Back in 1987 when I had just moved to Western NC I was living in an old wood frame house that had been on the market for $24,000 before a small house fire caused significant damage during renovations by the previous owner. I came to buy this house while on vacation (looking at real estate) when I offered the seller $10,000 for the house and all the building materials on the site. My offer was intended as a feeler to find out how much he actually wanted for the house in its damaged condition. Two hours later the realtor called and said, "You bought yourself a house!"

During my rebuilding I discovered a beautiful brick fireplace behind a living room wall. I reconditioned the fireplace and took down the old unlined chimney since I could remove all the top bricks by just lifting them off by hand! After cleaning all the salvaged bricks I used them to build a three sided heat shield on top of the fireplace using the same footprint for the original chimney (approximately 32" x 18"). There were enough bricks left over to make a hearth 4'x4' in front of the fireplace, which is where I put this woodstove. I wish I had photos to post of that installation, but unfortunately I lost them all when a hard drive crashed and I hadn't backed them up.
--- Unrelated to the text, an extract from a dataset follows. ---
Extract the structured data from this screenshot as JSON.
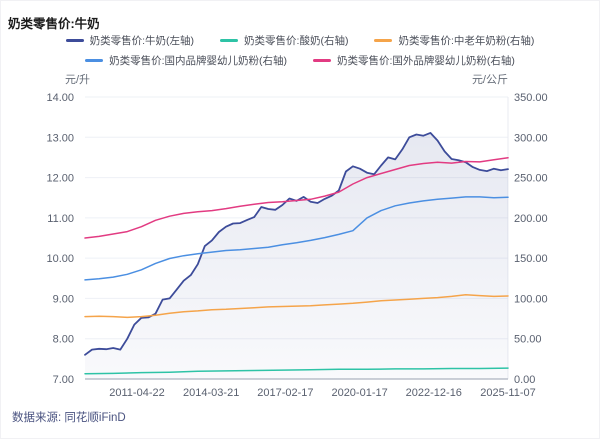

I heated that 1000 sq. ft. home for 15 years with the Woodsman and it did a fine job. When my wife and I bought a home one town away I rented this house out, but took the woodstove with me since I did not trust renters to use it properly. So, for the past eleven years it has been sitting against a wall in my garage since our new home already had a woodstove in the lower level and an insert in the living room fireplace. You can see that insert in a post I started on the woodstove forum page titled: Installing a Jotul F 600. 

While at the woodstove store buying my new Jotul I mentioned this Woodsman sitting in my garage and a couple days later someone came into the store looking for a used woodstove. The store hooked him up with me and the guy bought the stove for $300 sight unseen, until he came to pick it up. He only had $300, which is how we determined a price. I had done some research online and it seems that stove originally sold new for $400 back in the '70s. I paid $200 for it used from a furniture store in 1987. Currently, I've seen them priced between $250 - $500 online, so I figured $300 was a fair price since the stove is still in excellent condition, except for a small amount of surface rust from sitting ten years unused.
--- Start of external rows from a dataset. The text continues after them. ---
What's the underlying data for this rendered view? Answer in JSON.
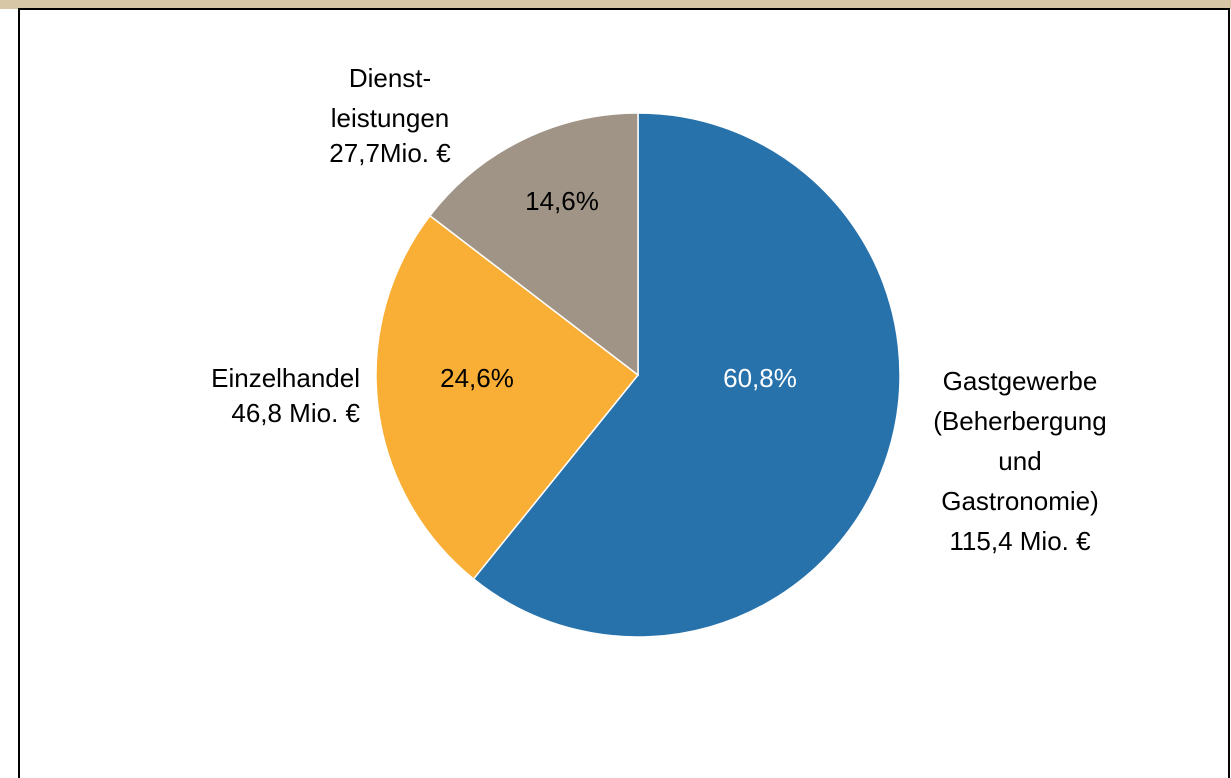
{
  "chart_data": {
    "type": "pie",
    "categories": [
      [
        "Gastgewerbe",
        "(Beherbergung",
        "und",
        "Gastronomie)"
      ],
      [
        "Einzelhandel"
      ],
      [
        "Dienst-",
        "leistungen"
      ]
    ],
    "values": [
      60.8,
      24.6,
      14.6
    ],
    "value_labels": [
      "60,8%",
      "24,6%",
      "14,6%"
    ],
    "amounts": [
      115.4,
      46.8,
      27.7
    ],
    "amount_labels": [
      "115,4 Mio. €",
      "46,8 Mio. €",
      "27,7Mio. €"
    ],
    "colors": [
      "#2872ac",
      "#f9ae35",
      "#a09487"
    ],
    "value_label_colors": [
      "#ffffff",
      "#000000",
      "#000000"
    ]
  }
}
Here are a couple more photos. I really liked the side panels with the outdoor scene:


----------



## DAKSY (Feb 22, 2013)

I corrected your title. It now reads "F 600"...


----------



## Nick Mystic (Feb 22, 2013)

Thanks for making that correction for me DAKSY. On my very first post I screw up the title of my post!


----------



## DAKSY (Feb 22, 2013)

Nick Mystic said:


> Thanks for making that correction for me DAKSY. On my very first post I screw up the title of my post!


 
Been there...


----------



## begreen (Feb 22, 2013)

Thanks for posting the pics. The stove looks like a Jotul F118 copy. If they did a good job it probably is a decent heater.


----------



## Nick Mystic (Feb 22, 2013)

Yes, it matches up very close to the Jotul F118, but no glass door. Also, it's not as heavy as the Jotul since the buyer and I were able to lift it up about two feet onto the back of his trailer without getting hernias! I'm guessing it weighed around 200 - 225 lbs. I found the owners manual online, but it didn't include the weight. I used it for about 15 years heating a 1000 sq. ft. house and it kept things nice and warm.


----------



## Motor7 (Feb 24, 2013)

I'd say you got your money's worth out of it....neat looking old stove.


----------